To me this scandal just shows up the obvious incongruence between the capacity and capability of the modern IT/media executive effect (forever pushing and shoving in the direction of anything that might yield) - and the actually far bigger capacity of real world ( UK) citizens to throw a spanner in the works (via established democratic ways and means) in the sure hope to improve things when others cannot help - for whatever reason.
One wonders why Mr.Murdoch senior went off to be an American citizen, though I get the feeling he's one of those anti-establishmentarianism types, of old. Let's hope he's now learned a salutary lesson about our wonderfully generous, largely unwritten and therefore generous UK constitution.
So much writing, so much gossip, it brings every paper and blog down to the lowest common denominator. Aren't you all loving it, a chance to get down and dirty when you are so morally pious you are above all that? Unless you are heavily into alternative news, you will all be reading versions of the same drawn out line. It is all so simple, the government will do anything to keep someone like Murdoch there, they will pay him to peddle the party line. They are all involved, blaming the little people for everything the higher-up get off Scot free. The New Statesman is plating the same game.
"The issue concerns the intimate relationship between one media corporation and the British state. Why have politicians been so reluctant, until the latest revelations, to criticise criminality at News International?"
It seems we're short of an author's name at the top of this article. Also let's not jump the gun about what's an issue and what's criminal about this unfolding situation.
Instead, given a decent, transparent and open real-time raising a concerns policy " in action", very serious concerns about things happening that might not have happened before might best be raised and shared first, as appropriate or as necessary, wherever such concerns might best be placed eg perhaps Parliament.
Perhaps Parliament might be privileged to get involved, especially when there's so many jobs to be lost and we're soon to be bereft of such a great British institution like the News of The World.
I believe Tom. Watson M.P. is wondering about calling people in to explain themselves before one of the Parliamentary Committees .. but let's remember people who attend these do so very kindly and always voluntarily ie without fear or favour ( this was made clear in Committee during the financial crisis, as I remember).

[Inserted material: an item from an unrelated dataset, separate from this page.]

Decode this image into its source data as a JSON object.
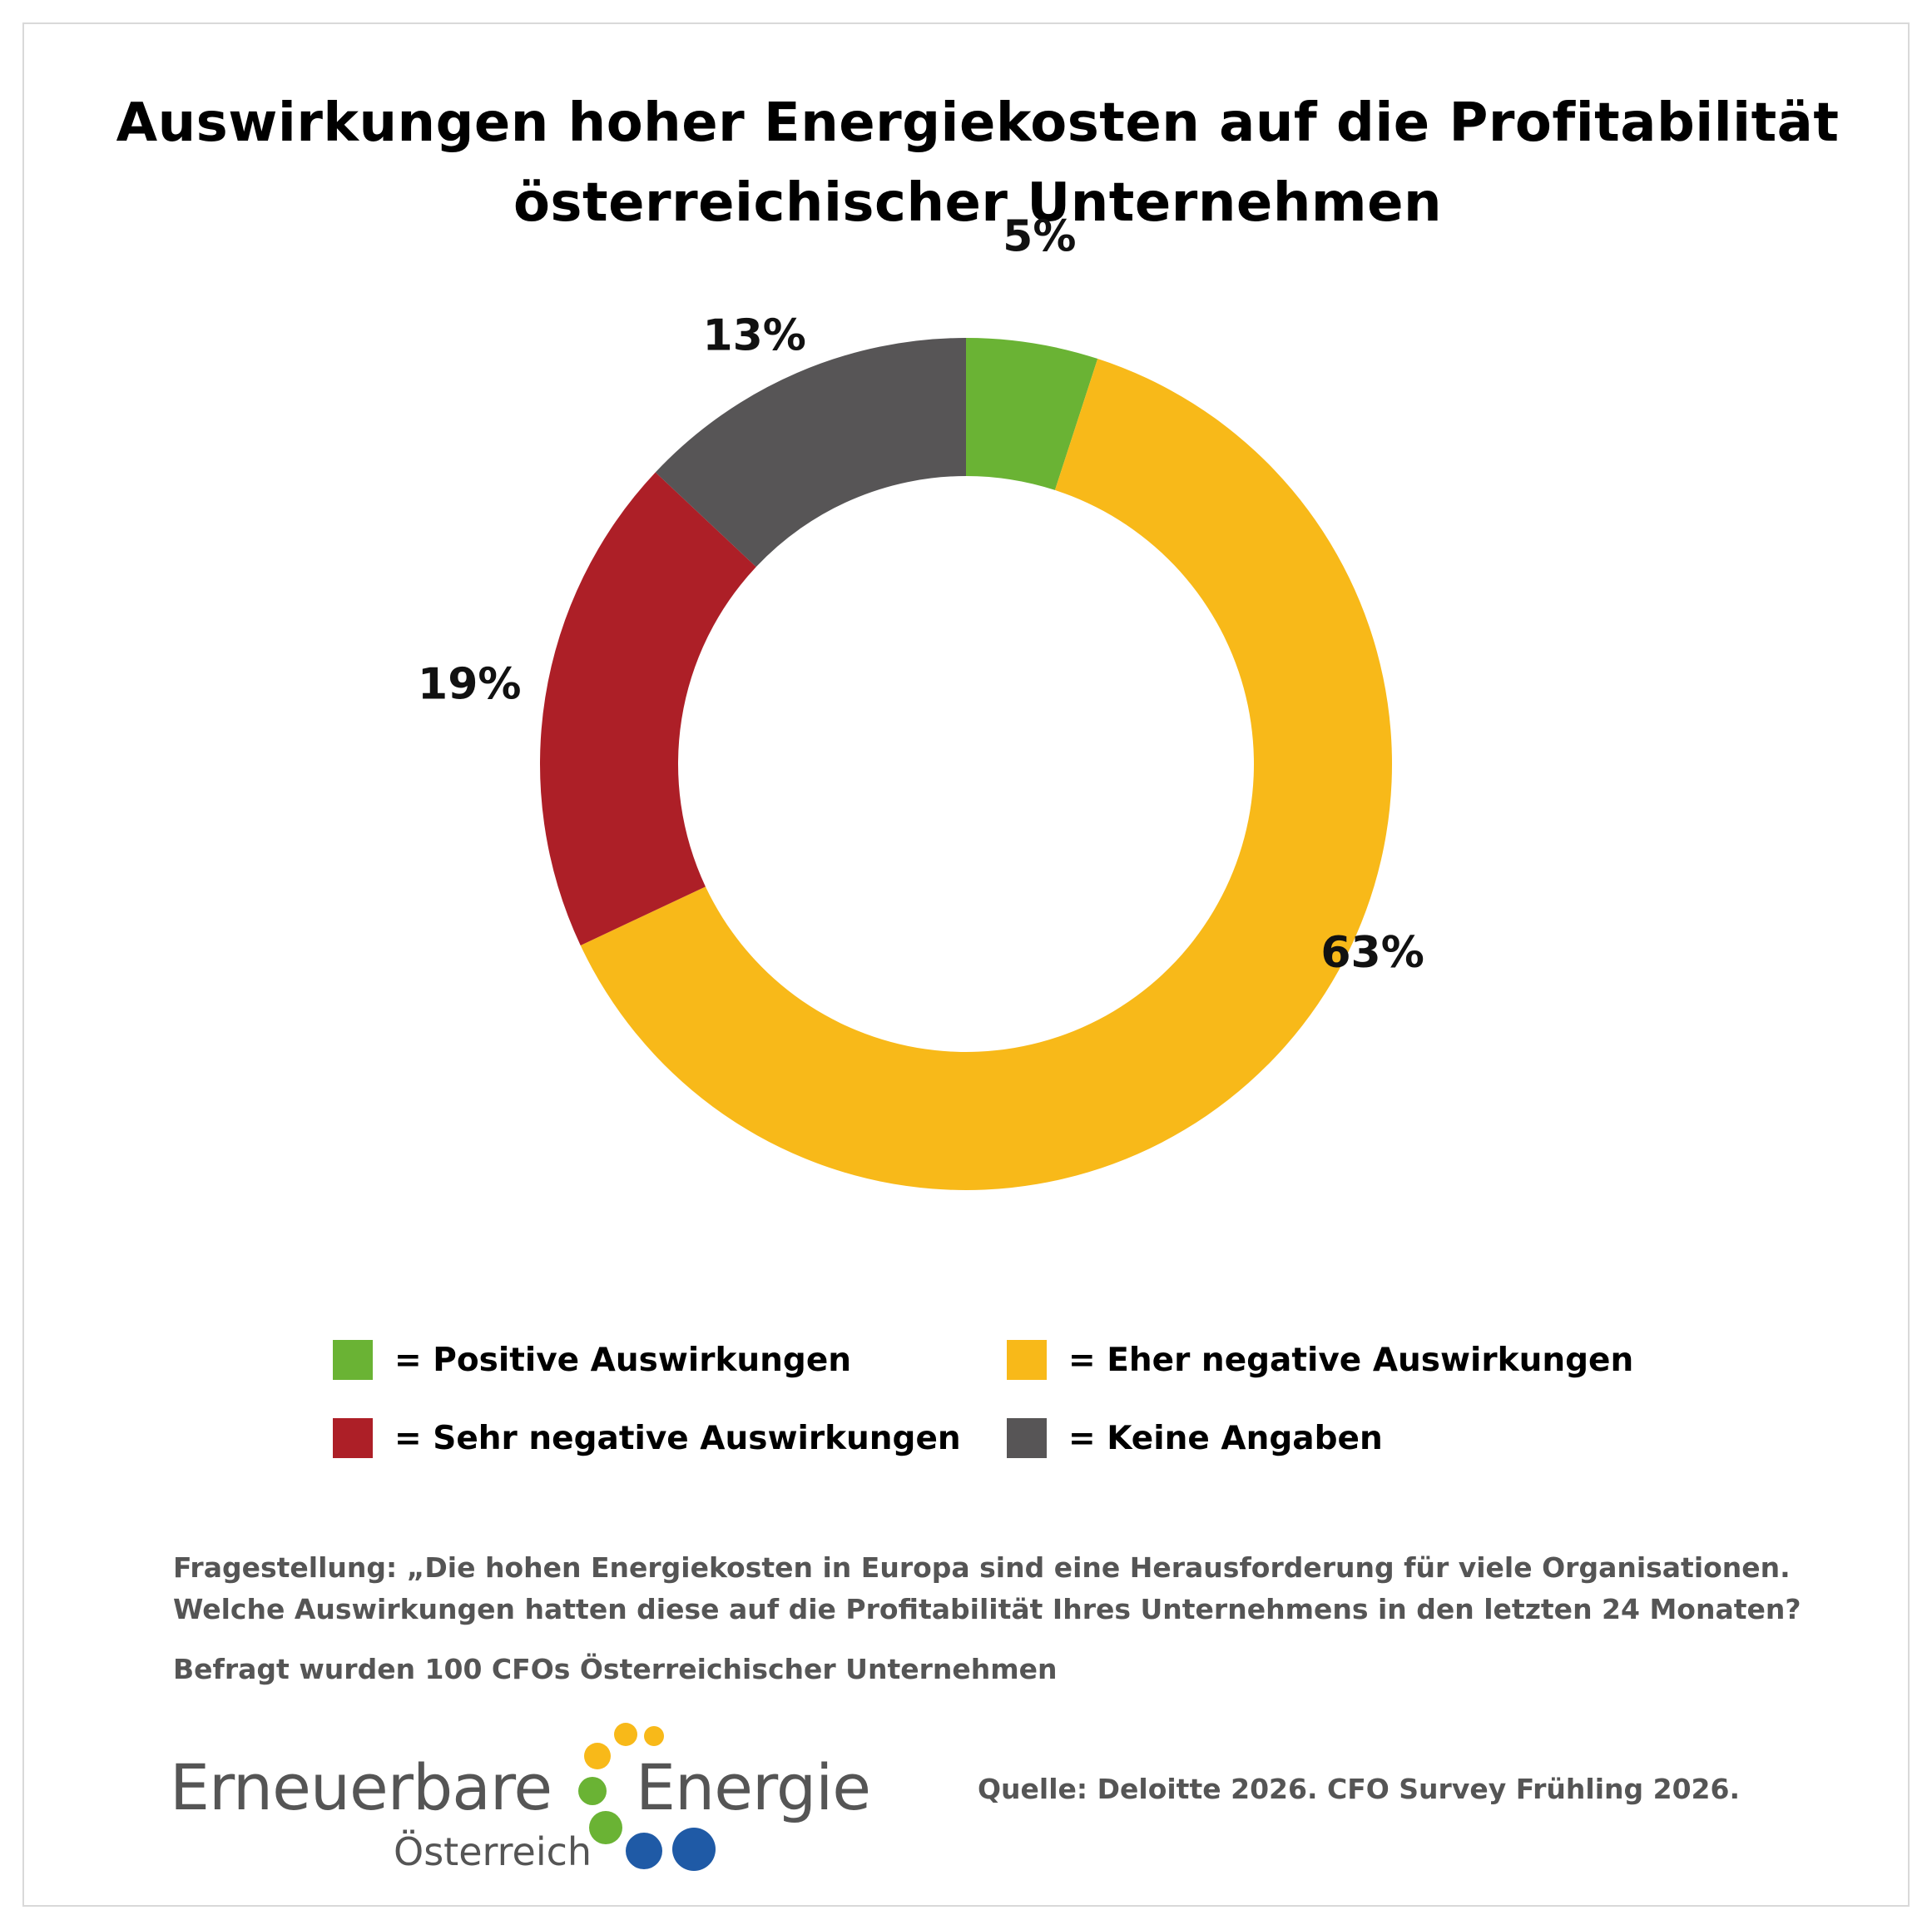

Also, some things need no explanation.. I know this because one of my M.P's wrote and told me so re; certain concerns I'm raising.
Better to invite whoever's in charge of the paper to Parliament so our elected representatives can plead for the newspaper to please be continued in some way..eg like the big society/ some sort of community concern.
I hope this helps. We may of course share it appropriately in the interests of efficiency etc.